Some notes on vectorization

Vectors

Many operations in R are vectorized which means that writing code is more efficient, concise and easy to read.

The idea with vectorized operations is that things can happen in parallel without needing to act on one element at a time.

x <- 1:4
y <- 6:9

add element wise

x + y
x > 2
x >= 2

returns logical vectors

y == 8

x * y

x / y

Be careful though: if you add/multiply together vectors that are of different lengths, but the lengths factor, R will silently "recycle" the length of the shorter one:

x
## [1] 1 2 3 4
x * c(-2, 2)
## [1] -2  4 -6  8

(note how the first and third element have been multiplied by -2 while the second and fourth element are multiplied by 2).

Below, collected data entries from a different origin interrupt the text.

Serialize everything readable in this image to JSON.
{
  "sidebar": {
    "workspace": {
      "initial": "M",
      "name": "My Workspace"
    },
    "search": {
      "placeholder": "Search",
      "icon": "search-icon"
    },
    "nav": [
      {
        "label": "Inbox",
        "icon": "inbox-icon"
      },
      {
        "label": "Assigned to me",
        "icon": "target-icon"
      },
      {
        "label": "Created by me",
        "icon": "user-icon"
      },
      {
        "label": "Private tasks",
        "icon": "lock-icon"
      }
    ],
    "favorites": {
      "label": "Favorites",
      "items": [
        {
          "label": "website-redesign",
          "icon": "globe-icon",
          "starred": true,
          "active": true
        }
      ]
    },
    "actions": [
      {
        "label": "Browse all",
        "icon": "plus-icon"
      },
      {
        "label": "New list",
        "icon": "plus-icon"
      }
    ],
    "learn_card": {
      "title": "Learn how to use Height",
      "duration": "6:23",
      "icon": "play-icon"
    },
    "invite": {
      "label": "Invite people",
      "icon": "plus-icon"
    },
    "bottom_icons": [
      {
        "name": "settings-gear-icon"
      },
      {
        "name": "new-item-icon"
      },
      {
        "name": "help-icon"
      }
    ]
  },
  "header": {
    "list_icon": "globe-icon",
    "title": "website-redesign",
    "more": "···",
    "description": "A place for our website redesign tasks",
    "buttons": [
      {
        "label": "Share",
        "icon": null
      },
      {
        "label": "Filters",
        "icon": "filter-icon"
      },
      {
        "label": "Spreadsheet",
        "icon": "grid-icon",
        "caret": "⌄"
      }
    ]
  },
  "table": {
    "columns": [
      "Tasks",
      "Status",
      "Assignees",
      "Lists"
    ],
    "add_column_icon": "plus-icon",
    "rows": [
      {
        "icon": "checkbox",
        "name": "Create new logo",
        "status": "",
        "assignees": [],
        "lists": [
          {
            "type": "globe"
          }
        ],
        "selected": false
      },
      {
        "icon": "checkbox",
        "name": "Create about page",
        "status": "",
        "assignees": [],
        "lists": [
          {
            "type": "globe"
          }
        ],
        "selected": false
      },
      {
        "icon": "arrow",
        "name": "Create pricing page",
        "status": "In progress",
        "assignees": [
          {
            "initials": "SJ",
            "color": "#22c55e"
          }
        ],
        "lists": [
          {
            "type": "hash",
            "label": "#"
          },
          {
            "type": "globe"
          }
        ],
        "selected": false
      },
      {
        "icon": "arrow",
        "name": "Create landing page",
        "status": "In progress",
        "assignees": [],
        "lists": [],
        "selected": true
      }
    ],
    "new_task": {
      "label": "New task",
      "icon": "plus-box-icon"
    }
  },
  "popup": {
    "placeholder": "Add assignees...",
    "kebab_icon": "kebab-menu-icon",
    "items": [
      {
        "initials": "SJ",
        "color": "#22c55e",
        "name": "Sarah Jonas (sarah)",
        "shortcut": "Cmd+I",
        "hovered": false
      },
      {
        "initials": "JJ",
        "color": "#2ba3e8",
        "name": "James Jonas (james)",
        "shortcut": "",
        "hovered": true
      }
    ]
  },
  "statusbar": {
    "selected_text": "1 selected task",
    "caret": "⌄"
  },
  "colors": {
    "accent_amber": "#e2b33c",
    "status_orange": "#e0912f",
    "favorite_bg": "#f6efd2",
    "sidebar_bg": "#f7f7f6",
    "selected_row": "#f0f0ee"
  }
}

If the length of the shorter vector is not a factor of the length of the longer vector you will get a warning, but the calculation will happen anyway:

x * c(-2, 0, 2)
## [1] -2  0  6 -8
## Warning message:
## In x * c(-2, 0, 2) :
##   longer object length is not a multiple of shorter object length

This is almost never what you want. Pay attention to warnings. Note that Warnings are different to Errors. We just saw a warning, where what happened is (probably) undesirable but not fatal. You'll get Errors where what happened has been deemed unrecoverable. For example

x + z # fails because there is no variable z
## Error: object 'z' not found

Just as with the scalars, as well as doing arithmetic operators we can do comparisons. This returns a new vector of TRUE and FALSE indicating which elements are less than 10:

x < 10
## [1]  TRUE TRUE TRUE TRUE

You can do vector-vector comparisons too:

x < y # all false as y is quite small.
## [1] FALSE FALSE FALSE FALSE

And combined arithmetic operations with comparison operations. Both sides of the expression are fully evaluated before the comparison takes place.

x > 1/y
## [1] FALSE FALSE FALSE  TRUE

Be careful with comparisons: This compares the first element with -20, the second with 20, the third with -20 and the fourth with 20.

x >= c(-20, 20)
## [1]  TRUE FALSE  TRUE FALSE

This does nothing sensible, really, and warns you again:

x == c(-2, 0, 2)
## Warning message:
## In x == c(-2, 0, 2) :
##   longer object length is not a multiple of shorter object length
## [1] FALSE FALSE FALSE FALSE

All the comparison operators work in fairly predictable ways:

x == 3
## [1] FALSE FALSE  TRUE FALSE
x != 2
## [1]  TRUE FALSE  TRUE  TRUE

Exercise:

One thing you can do with sequences is you can very informally look at convergent sequences. For example, the sum of squares of the reciprocals of integers:

$$\frac{1}{1} + \frac{1}{4} + \frac{1}{9} + \frac{1}{16}$$

$$\frac{1}{1} + \frac{1}{2^2} + \frac{1}{3^2} + \frac{1}{4^2} + \cdots + \frac{1}{n^2}$$

  1. What is the sum of the first four squares?
  2. What is the sum of the first 100?
  3. ...of the first 10,000?
  4. if $x$ is the answer to 3, what is the square root of $6x$?

A possible solution

1.

1 + 1/4 + 1/9 + 1/16 # starting to get tedious to type
## [1] 1.423611

2.

squares <- (1:100)^2
sum(1/squares)
## [1] 1.634984

3.

sum(1 / (1:10000)^2)
## [1] 1.644834

4.

x <- sum(1 / (1:10000)^2)
sqrt(x * 6)
## [1] 3.141497

Matrices

Matrix operations are also vectorized

x <- matrix(1:4, 2, 2)
y <- matrix(rep(10, 4), 2, 2)

x * y is not matrix multiplication. It's element wise

x / y is element-wise division.

True matrix multiplication is:

x %*% y

Vectorized operations make code a lot simpler.